Dağdan inen eli kanlı PKK'lı terörist altını çize çize, "Abdullah Öcalan'ın iradesiyle geldim. Pişman değilim" demesine rağmen serbest bırakılıyor.

O teröristle yıllarca mücadele eden ve iç hizmetler kanunu darbe hakkının verildiği TSK mensubu, 20 yıl alıyor?

Peki bu sindi mi içinize?

Deniz Feneri davasında hakim ve savcılara bir hamlede el çektiriliyor, gelen yeni hakim ve savcıdan sonra bir çırpıda insanlar tutuksuz yargılanmak üzere serbest bırakılıyor...

Ergenekon'da kaç yıl geçmesine rağmen içerideki bazı isimler daha neyle suçlandıklarını bilmiyor ve içeride çürüyor, tahliye talepleri reddediliyor.

Yıllarca içeri tıkılan, balya balya klasörlerle suç isnad edilen insanlara, birkaç dakika savunma izni veriliyor ve "Sahte belgeler var" isyanlarına toplumun gözü önünde aldırış edilmiyor.

Bunlar içinize sindi mi?

Sinmiyor değil mi?

Toplumu rahatsız eden, "Yav arkadaş burada bir adaletsizlik var. Bu nasıl karar" dedirten şeyler bunlar işte..

Bakınız!

Birbirimizi iyi anlayalım, iyi dinleyelim!

Ben şu suçlu veya bu suçsuz diye bir şey söylemiyorum. Bu konuda hadsizlik yapmak niyetinde değilim.

Anlatmak istediğim şey şu.

Biz "Adaletin kestiği parmak acımaz" diyerek yüce mahkemelere olan inanç ve sadakatimizin sınırları olmadığını ispatlamış bir millettik eskilerde...

Ama süregelen yanlışlar silsilesi bir süre sonra, "Adalet can yakıyor" hezeyanlarının yükselmesine neden oluyor.

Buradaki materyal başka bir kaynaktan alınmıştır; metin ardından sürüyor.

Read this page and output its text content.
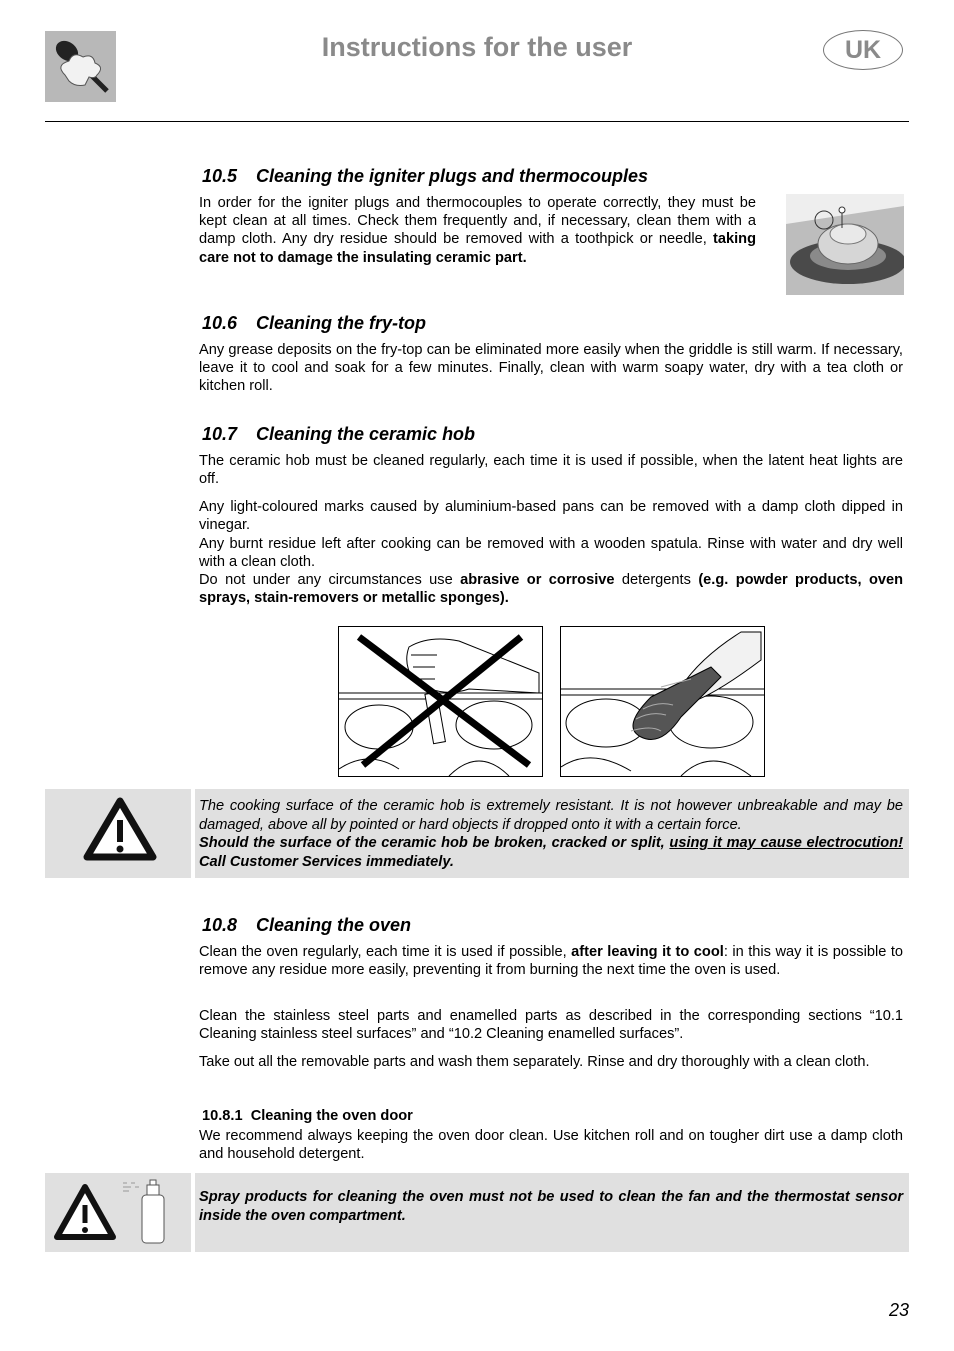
Instructions for the user	UK
10.5 Cleaning the igniter plugs and thermocouples
In order for the igniter plugs and thermocouples to operate correctly, they must be kept clean at all times. Check them frequently and, if necessary, clean them with a damp cloth. Any dry residue should be removed with a toothpick or needle, taking care not to damage the insulating ceramic part.
10.6 Cleaning the fry-top
Any grease deposits on the fry-top can be eliminated more easily when the griddle is still warm. If necessary, leave it to cool and soak for a few minutes. Finally, clean with warm soapy water, dry with a tea cloth or kitchen roll.
10.7 Cleaning the ceramic hob
The ceramic hob must be cleaned regularly, each time it is used if possible, when the latent heat lights are off.
Any light-coloured marks caused by aluminium-based pans can be removed with a damp cloth dipped in vinegar.
Any burnt residue left after cooking can be removed with a wooden spatula. Rinse with water and dry well with a clean cloth.
Do not under any circumstances use abrasive or corrosive detergents (e.g. powder products, oven sprays, stain-removers or metallic sponges).
The cooking surface of the ceramic hob is extremely resistant. It is not however unbreakable and may be damaged, above all by pointed or hard objects if dropped onto it with a certain force.
Should the surface of the ceramic hob be broken, cracked or split, using it may cause electrocution! Call Customer Services immediately.
10.8 Cleaning the oven
Clean the oven regularly, each time it is used if possible, after leaving it to cool: in this way it is possible to remove any residue more easily, preventing it from burning the next time the oven is used.
Clean the stainless steel parts and enamelled parts as described in the corresponding sections “10.1 Cleaning stainless steel surfaces” and “10.2 Cleaning enamelled surfaces”.
Take out all the removable parts and wash them separately. Rinse and dry thoroughly with a clean cloth.
10.8.1 Cleaning the oven door
We recommend always keeping the oven door clean. Use kitchen roll and on tougher dirt use a damp cloth and household detergent.
Spray products for cleaning the oven must not be used to clean the fan and the thermostat sensor inside the oven compartment.
23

Bireysel olarak fikrimi soracak olursanız hiç kıvırmadan söyleyeyim. Adı geçen bazı paşaların darbe teşebbüsünde bulunduklarına inanan biriyim. Bir gazeteci olarak önüme gelen bazı belgeler, ses kayıtları ve eski genelkurmay başkanlarının bile bunu itiraf eder gibi açıklamalar yapması bende bu hissi uyandırıyor.

Ama...

Cezaları katmerlensin diye araya sahte belgeler, CD'ler sızdırıldığını söylüyorsa bu adamlar, bunu araştırmak, bu iddianın üzerine gitmek adaletin namus borcu olmalı.

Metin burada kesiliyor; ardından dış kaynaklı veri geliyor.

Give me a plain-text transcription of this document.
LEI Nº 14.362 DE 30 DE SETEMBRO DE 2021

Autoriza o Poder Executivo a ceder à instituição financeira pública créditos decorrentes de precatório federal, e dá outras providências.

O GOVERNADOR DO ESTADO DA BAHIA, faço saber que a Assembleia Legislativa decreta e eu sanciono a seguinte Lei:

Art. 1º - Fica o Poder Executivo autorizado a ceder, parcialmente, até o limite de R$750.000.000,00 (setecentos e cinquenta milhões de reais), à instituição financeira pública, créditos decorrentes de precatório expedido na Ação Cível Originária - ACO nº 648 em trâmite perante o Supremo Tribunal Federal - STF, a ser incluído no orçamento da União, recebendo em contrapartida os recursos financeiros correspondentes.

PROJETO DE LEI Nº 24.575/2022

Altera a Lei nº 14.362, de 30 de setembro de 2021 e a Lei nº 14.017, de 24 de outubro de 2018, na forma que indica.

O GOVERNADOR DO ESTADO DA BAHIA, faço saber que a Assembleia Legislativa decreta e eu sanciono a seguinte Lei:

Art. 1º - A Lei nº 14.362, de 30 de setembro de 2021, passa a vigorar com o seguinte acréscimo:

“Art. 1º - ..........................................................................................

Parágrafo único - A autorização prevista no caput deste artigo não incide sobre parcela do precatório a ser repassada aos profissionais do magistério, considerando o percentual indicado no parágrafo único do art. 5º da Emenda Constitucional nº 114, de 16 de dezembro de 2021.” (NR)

Bu ülkenin mahkemeleri, bir tek çakıl taşı için kellesini ortaya koyan komutanları, "Terör örgütü mensubu" denilerek PKK ile bir tutulmamalı...

"Terör örgütü lideri"
denilerek APO ile onu Kenya'da paketleyip getiren kişi aynı kefeye konulmamalı...

Budur toplumu rahatsız eden, bu dur vicdan sızlatan!

ceza verilir. ama ceza verilirken bireylerin onuruyla haysiyetiyle ayrıca alay edilmesidir yaralayan.

Bu duruma isyan eden kişinin ilk önce Başbakan ve bakanlar olması gerek.

Ama çıt yok çıt!

Oysa ki...

Siz bir başbakan olarak şike meselesinde ortaya atılıp, "Kişi ile kurumları bir tutamayız" diyorsanız...

O zaman yine ortaya çıkıp, darbe planında bir kaç kişinin yaptığı iddia edilen planları yüzünden "Peygamber Ocağı" denilen bir kurumun topyekün töhmet altına atılmasına dair bir kaç kelam etmek de sizin boynunuzun borcu olmalı.

Ya bunu yapacaksınız, ya da "İleri demokrasi" hayali zerkederek insanlara oylattığınız Yeni Anayasa'nın mimarı olarak "Mahkemeleri emri altına aldı" suçlamasına bizzat maruz kalınca bağırmayacak, isyan etmeyeceksiniz.

Bir konuşmanızda kürsüden nasıl haykırmışsınız?

"Eğer birimizin kederi hepimizi kederlendirmiyorsa, yeryüzünde yüzü gülen mazlumlarla beraber mutlu olmuyor, ağlayanlarla beraber ağlamıyorsak insanlığımızı sorgulamalıyız" demiştiniz!

Haklı veya haksız!

Sizin tesis ettiğiniz bir adalet sistemi var ve o sistemin her iki kefesi aynı hizada durmuyor! O sistem isyanlara feveranlara neden oluyor. İnsanlar ağlıyor, mutsuz oluyor, keder kilometrelerce ötelerden farkediliyor.

İnsanlığımızı sorgulamanın, ortaya koyduğumuz sistemi sorgulamanın zamanı gelmedi mi?